Damit wird die Einbürgerung auch zu einem Instrument, um mit solchen Problemen umzugehen. Als Beispiele erwähnt Studer die Ablehnung ökonomisch schlecht gestellter Personen aus Angst vor Fürsorgekosten oder die Regulierung des Arbeitsmarkts mit Gastarbeitern.

Erkenntnisse

Für Brigitte Studer und Ko-Autor Gérald Arlettaz ergibt sich aus dem Studium der Einbürgerungsdossiers und der weiteren historischen Quellen vor allem die Erkenntnis, dass die von den Einbürgerungskandidaten geforderte Anpassung beziehungsweise Assimilation im letzten Jahrhundert sehr uneinheitlich, zuweilen auch willkürlich, gehandhabt wurde.

Die Autoren empfehlen daher, die Einbürgerung als rechtsstaatliches Verfahren zu objektivieren: “Für ein Gesuch sollten in der ganzen Schweiz die gleichen, klaren Voraussetzungen gelten.”

Heute, im Zeitalter der Mobilität, seien auf der historischen Rolle der Gemeinden und Kantone beruhende partikuläre Interessen, die zu subjektiven oder gar arbiträren Entscheidungen führen können, nicht mehr adäquat, sagt Brigitte Studer. “Die lokalen Selektionsmöglichkeiten entsprechen den Integrationsbedürfnissen der Schweiz nicht mehr.”

Ausserdem regen die Autoren an, die Entscheidungskompetenz von der Gemeinde- auf die Kantonsebene zu verlagern, so wie es heute in Genf bereits praktiziert wird, und die Wohnsitzfrist auf ein im Vergleich mit der EU “angemessenes Mass” zu reduzieren.

swissinfo und Agenturen

Die Einbürgerung ist in der Schweizer Politik immer wieder ein Thema.
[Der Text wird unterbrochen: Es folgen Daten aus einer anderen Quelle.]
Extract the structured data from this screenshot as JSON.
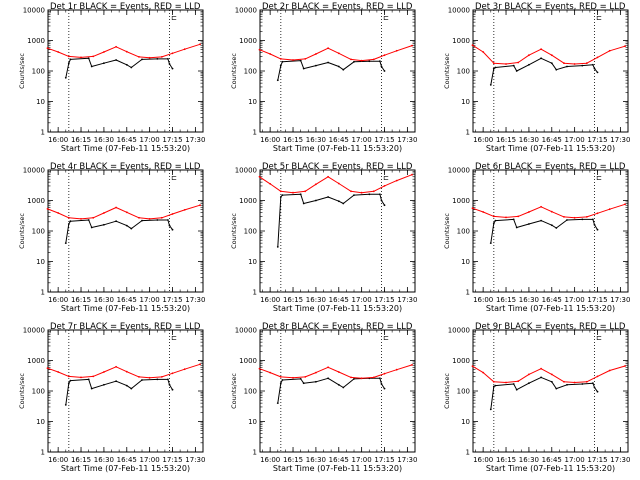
{
  "colors": {
    "events": "#000000",
    "lld": "#ff0000",
    "background": "#ffffff"
  },
  "chart_data": {
    "type": "line",
    "layout": "3x3 grid",
    "xlabel": "Start Time (07-Feb-11 15:53:20)",
    "ylabel": "Counts/sec",
    "yscale": "log",
    "ylim": [
      1,
      10000
    ],
    "ytick_labels": [
      "1",
      "10",
      "100",
      "1000",
      "10000"
    ],
    "xtick_labels": [
      "16:00",
      "16:15",
      "16:30",
      "16:45",
      "17:00",
      "17:15",
      "17:30"
    ],
    "xlim": [
      "15:53:20",
      "17:35:00"
    ],
    "markers": [
      {
        "type": "vertical-dotted-line",
        "time": "16:07"
      },
      {
        "type": "vertical-dotted-line",
        "time": "17:13"
      },
      {
        "type": "bracket",
        "symbol": "⊏",
        "time": "17:14"
      }
    ],
    "legend": [
      {
        "name": "Events",
        "color": "BLACK"
      },
      {
        "name": "LLD",
        "color": "RED"
      }
    ],
    "panels": [
      {
        "title": "Det 1r BLACK = Events, RED = LLD",
        "series": [
          {
            "name": "Events",
            "x": [
              "16:05",
              "16:07",
              "16:08",
              "16:20",
              "16:22",
              "16:30",
              "16:38",
              "16:45",
              "16:48",
              "16:55",
              "17:05",
              "17:12",
              "17:13",
              "17:15"
            ],
            "values": [
              60,
              180,
              240,
              260,
              140,
              180,
              230,
              160,
              130,
              240,
              250,
              250,
              170,
              120
            ]
          },
          {
            "name": "LLD",
            "x": [
              "15:53",
              "16:00",
              "16:07",
              "16:15",
              "16:23",
              "16:30",
              "16:38",
              "16:45",
              "16:53",
              "17:00",
              "17:08",
              "17:15",
              "17:23",
              "17:33"
            ],
            "values": [
              560,
              420,
              300,
              280,
              300,
              420,
              620,
              430,
              290,
              270,
              290,
              380,
              520,
              750
            ]
          }
        ]
      },
      {
        "title": "Det 2r BLACK = Events, RED = LLD",
        "series": [
          {
            "name": "Events",
            "x": [
              "16:05",
              "16:07",
              "16:08",
              "16:20",
              "16:22",
              "16:30",
              "16:38",
              "16:45",
              "16:48",
              "16:55",
              "17:05",
              "17:12",
              "17:13",
              "17:15"
            ],
            "values": [
              50,
              150,
              200,
              220,
              120,
              150,
              190,
              140,
              110,
              200,
              210,
              210,
              140,
              100
            ]
          },
          {
            "name": "LLD",
            "x": [
              "15:53",
              "16:00",
              "16:07",
              "16:15",
              "16:23",
              "16:30",
              "16:38",
              "16:45",
              "16:53",
              "17:00",
              "17:08",
              "17:15",
              "17:23",
              "17:33"
            ],
            "values": [
              500,
              360,
              250,
              230,
              250,
              360,
              560,
              380,
              240,
              220,
              240,
              330,
              460,
              680
            ]
          }
        ]
      },
      {
        "title": "Det 3r BLACK = Events, RED = LLD",
        "series": [
          {
            "name": "Events",
            "x": [
              "16:05",
              "16:07",
              "16:08",
              "16:20",
              "16:22",
              "16:30",
              "16:38",
              "16:45",
              "16:48",
              "16:55",
              "17:05",
              "17:12",
              "17:13",
              "17:15"
            ],
            "values": [
              35,
              120,
              130,
              150,
              100,
              160,
              260,
              180,
              110,
              140,
              150,
              160,
              120,
              90
            ]
          },
          {
            "name": "LLD",
            "x": [
              "15:53",
              "16:00",
              "16:07",
              "16:15",
              "16:23",
              "16:30",
              "16:38",
              "16:45",
              "16:53",
              "17:00",
              "17:08",
              "17:15",
              "17:23",
              "17:33"
            ],
            "values": [
              700,
              420,
              180,
              170,
              190,
              330,
              520,
              330,
              180,
              170,
              180,
              280,
              460,
              650
            ]
          }
        ]
      },
      {
        "title": "Det 4r BLACK = Events, RED = LLD",
        "series": [
          {
            "name": "Events",
            "x": [
              "16:05",
              "16:07",
              "16:08",
              "16:20",
              "16:22",
              "16:30",
              "16:38",
              "16:45",
              "16:48",
              "16:55",
              "17:05",
              "17:12",
              "17:13",
              "17:15"
            ],
            "values": [
              40,
              170,
              210,
              230,
              130,
              160,
              210,
              150,
              120,
              220,
              230,
              230,
              150,
              110
            ]
          },
          {
            "name": "LLD",
            "x": [
              "15:53",
              "16:00",
              "16:07",
              "16:15",
              "16:23",
              "16:30",
              "16:38",
              "16:45",
              "16:53",
              "17:00",
              "17:08",
              "17:15",
              "17:23",
              "17:33"
            ],
            "values": [
              530,
              390,
              270,
              250,
              270,
              390,
              590,
              410,
              270,
              250,
              270,
              360,
              490,
              700
            ]
          }
        ]
      },
      {
        "title": "Det 5r BLACK = Events, RED = LLD",
        "series": [
          {
            "name": "Events",
            "x": [
              "16:05",
              "16:07",
              "16:08",
              "16:20",
              "16:22",
              "16:30",
              "16:38",
              "16:45",
              "16:48",
              "16:55",
              "17:05",
              "17:12",
              "17:13",
              "17:15"
            ],
            "values": [
              30,
              1300,
              1500,
              1600,
              800,
              1000,
              1300,
              950,
              800,
              1500,
              1600,
              1600,
              1000,
              700
            ]
          },
          {
            "name": "LLD",
            "x": [
              "15:53",
              "16:00",
              "16:07",
              "16:15",
              "16:23",
              "16:30",
              "16:38",
              "16:45",
              "16:53",
              "17:00",
              "17:08",
              "17:15",
              "17:23",
              "17:33"
            ],
            "values": [
              6000,
              3500,
              2000,
              1800,
              2000,
              3400,
              6000,
              3600,
              2000,
              1800,
              2000,
              3000,
              4500,
              7000
            ]
          }
        ]
      },
      {
        "title": "Det 6r BLACK = Events, RED = LLD",
        "series": [
          {
            "name": "Events",
            "x": [
              "16:05",
              "16:07",
              "16:08",
              "16:20",
              "16:22",
              "16:30",
              "16:38",
              "16:45",
              "16:48",
              "16:55",
              "17:05",
              "17:12",
              "17:13",
              "17:15"
            ],
            "values": [
              40,
              180,
              220,
              240,
              130,
              170,
              220,
              155,
              125,
              230,
              240,
              240,
              160,
              110
            ]
          },
          {
            "name": "LLD",
            "x": [
              "15:53",
              "16:00",
              "16:07",
              "16:15",
              "16:23",
              "16:30",
              "16:38",
              "16:45",
              "16:53",
              "17:00",
              "17:08",
              "17:15",
              "17:23",
              "17:33"
            ],
            "values": [
              560,
              420,
              300,
              280,
              300,
              420,
              620,
              430,
              290,
              270,
              290,
              380,
              520,
              750
            ]
          }
        ]
      },
      {
        "title": "Det 7r BLACK = Events, RED = LLD",
        "series": [
          {
            "name": "Events",
            "x": [
              "16:05",
              "16:07",
              "16:08",
              "16:20",
              "16:22",
              "16:30",
              "16:38",
              "16:45",
              "16:48",
              "16:55",
              "17:05",
              "17:12",
              "17:13",
              "17:15"
            ],
            "values": [
              35,
              180,
              220,
              240,
              120,
              160,
              210,
              150,
              120,
              230,
              240,
              240,
              160,
              110
            ]
          },
          {
            "name": "LLD",
            "x": [
              "15:53",
              "16:00",
              "16:07",
              "16:15",
              "16:23",
              "16:30",
              "16:38",
              "16:45",
              "16:53",
              "17:00",
              "17:08",
              "17:15",
              "17:23",
              "17:33"
            ],
            "values": [
              560,
              420,
              300,
              280,
              300,
              420,
              620,
              430,
              290,
              270,
              290,
              380,
              520,
              750
            ]
          }
        ]
      },
      {
        "title": "Det 8r BLACK = Events, RED = LLD",
        "series": [
          {
            "name": "Events",
            "x": [
              "16:05",
              "16:07",
              "16:08",
              "16:20",
              "16:22",
              "16:30",
              "16:38",
              "16:45",
              "16:48",
              "16:55",
              "17:05",
              "17:12",
              "17:13",
              "17:15"
            ],
            "values": [
              40,
              180,
              230,
              250,
              180,
              200,
              260,
              160,
              130,
              250,
              260,
              260,
              170,
              120
            ]
          },
          {
            "name": "LLD",
            "x": [
              "15:53",
              "16:00",
              "16:07",
              "16:15",
              "16:23",
              "16:30",
              "16:38",
              "16:45",
              "16:53",
              "17:00",
              "17:08",
              "17:15",
              "17:23",
              "17:33"
            ],
            "values": [
              540,
              400,
              290,
              270,
              290,
              400,
              600,
              420,
              280,
              260,
              280,
              370,
              500,
              720
            ]
          }
        ]
      },
      {
        "title": "Det 9r BLACK = Events, RED = LLD",
        "series": [
          {
            "name": "Events",
            "x": [
              "16:05",
              "16:07",
              "16:08",
              "16:20",
              "16:22",
              "16:30",
              "16:38",
              "16:45",
              "16:48",
              "16:55",
              "17:05",
              "17:12",
              "17:13",
              "17:15"
            ],
            "values": [
              25,
              140,
              150,
              170,
              110,
              180,
              280,
              200,
              120,
              160,
              170,
              180,
              130,
              95
            ]
          },
          {
            "name": "LLD",
            "x": [
              "15:53",
              "16:00",
              "16:07",
              "16:15",
              "16:23",
              "16:30",
              "16:38",
              "16:45",
              "16:53",
              "17:00",
              "17:08",
              "17:15",
              "17:23",
              "17:33"
            ],
            "values": [
              650,
              400,
              200,
              190,
              210,
              350,
              540,
              350,
              200,
              190,
              200,
              300,
              470,
              660
            ]
          }
        ]
      }
    ]
  }
}
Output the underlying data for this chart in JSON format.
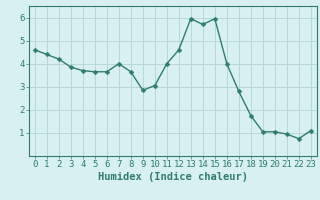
{
  "x": [
    0,
    1,
    2,
    3,
    4,
    5,
    6,
    7,
    8,
    9,
    10,
    11,
    12,
    13,
    14,
    15,
    16,
    17,
    18,
    19,
    20,
    21,
    22,
    23
  ],
  "y": [
    4.6,
    4.4,
    4.2,
    3.85,
    3.7,
    3.65,
    3.65,
    4.0,
    3.65,
    2.85,
    3.05,
    4.0,
    4.6,
    5.95,
    5.7,
    5.95,
    4.0,
    2.8,
    1.75,
    1.05,
    1.05,
    0.95,
    0.75,
    1.1
  ],
  "line_color": "#2e7d6e",
  "marker": "D",
  "marker_size": 2.5,
  "bg_color": "#d8f0f0",
  "grid_color": "#b8d8d8",
  "xlabel": "Humidex (Indice chaleur)",
  "ylim": [
    0,
    6.5
  ],
  "xlim": [
    -0.5,
    23.5
  ],
  "yticks": [
    1,
    2,
    3,
    4,
    5,
    6
  ],
  "xticks": [
    0,
    1,
    2,
    3,
    4,
    5,
    6,
    7,
    8,
    9,
    10,
    11,
    12,
    13,
    14,
    15,
    16,
    17,
    18,
    19,
    20,
    21,
    22,
    23
  ],
  "label_fontsize": 7.5,
  "tick_fontsize": 6.5
}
In den letzten Jahren ging es oft um die Legitimität der an den Urnen beschlossenen Einbürgerungen. Eine entsprechende Initiative muss noch vors Parlament und vors Volk gebracht werden.

Weniger als ein Jahr vor den Parlamentswahlen wird das Thema der Integration von den Regierungsparteien aufgenommen. Zuletzt haben die Sozialdemokraten vorgeschlagen, den einbürgerungswilligen Ausländern einen Integrationsvertrag vorzuschreiben.

Wer sich in der Schweiz einbürgern will, muss seit 12 Jahren hier wohnhaft sein.

Eine Einbürgerungsbewilligung des Bundes erhält, wer gut integriert ist und die schweizerische Rechtsordnung kennt.

Die Einbürgerung erfolgt durch den jeweiligen Kanton und die Wohngemeinde.

2005 wurden 39’753 Einbürgerungen vorgenommen, so viele wie nie zuvor.

In der Schweiz leben mehr als 20% Ausländer.